Raytracer
A modular ray-tracing renderer written in C++17. It produces synthetic images by casting rays from a virtual camera, intersecting geometric primitives, and evaluating direct lighting.
Project goal
The Raytracer turns a scene description (a JSON file) into an image. For each pixel, the engine:
- generates a primary ray from the camera;
- finds the closest valid hit across scene geometry;
- computes shading from lights and material response;
- writes the final color to the image buffer (exported as PNG).
The project stands out with an interface-driven architecture and a
runtime plugin system (.so) for rendering and the graphical
interface, plus an interactive UI to edit the scene — including mesh vertices.

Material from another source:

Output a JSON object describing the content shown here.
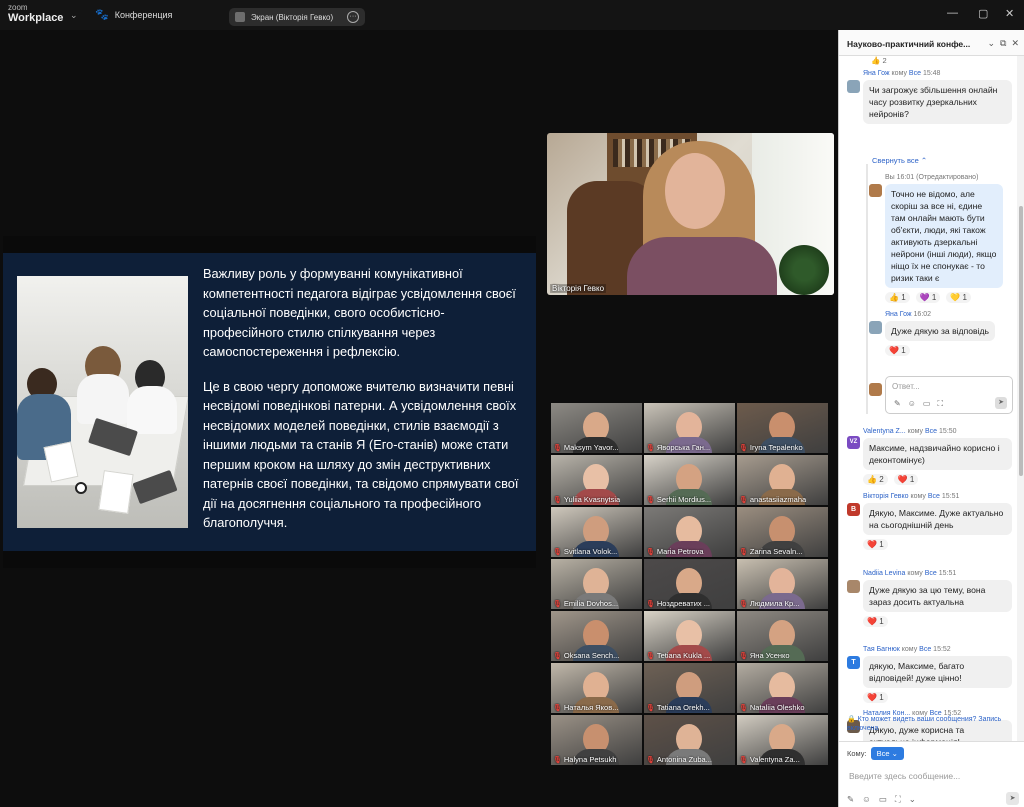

Use the search bar at the top (shortcut /) to quickly find an option, a class or a scene key. The documentation is available in French and English (🌐 FR button).
Feature overview
10 primitives
Sphere, plane, cube, cylinder, cone, triangle, torus, tanglecube, fractal, .obj mesh.
Lights & shadows
Point and directional lights, shadow rays for visibility.
PHONG / PBR materials
Color, specular, reflectivity, transparency, IOR, metallic, roughness, textures…
BVH acceleration
Bounding-volume hierarchy built before rendering; per-mesh local BVH.
.so plugins
Renderers and interface loaded dynamically via dlopen.
Vertex editing
Interactively move the vertices of a triangle or mesh in the viewport.
Cluster rendering
Client/server infrastructure to distribute tile rendering over the network.
Headless mode
Render straight to a PNG file without the UI (-r output.png).
Quick start
# Build (produces ./raytracer and the plugins in ./plugins)
make
# Interactive render of a scene
./raytracer tests/configs/subject.json
# Direct render to a PNG (no UI)
./raytracer -r output.png tests/configs/subject.json
See Installation for prerequisites and Usage for options and the scene format.
Documentation map
| Section | Content |
|---|---|
| Installation | Prerequisites, dependencies, build, troubleshooting. |
| Usage | Command line, scene file format, real examples. |
| Architecture | Code organization, modules, tools and interactions, rendering pipeline, cluster. |
| Features | Primitives, lights, materials, shadows, reflections, BVH, meshes. |
| Graphical interface | Panels, components, windows, gizmos, vertex editing, shortcuts. |
| Reference | Interfaces, main classes, math types. |
| FAQ | Common problems and solutions. |
This documentation is generated from the project's real code (Makefile, headers,
scene parser, examples in tests/configs/) and the Markdown docs in the
docs/ folder.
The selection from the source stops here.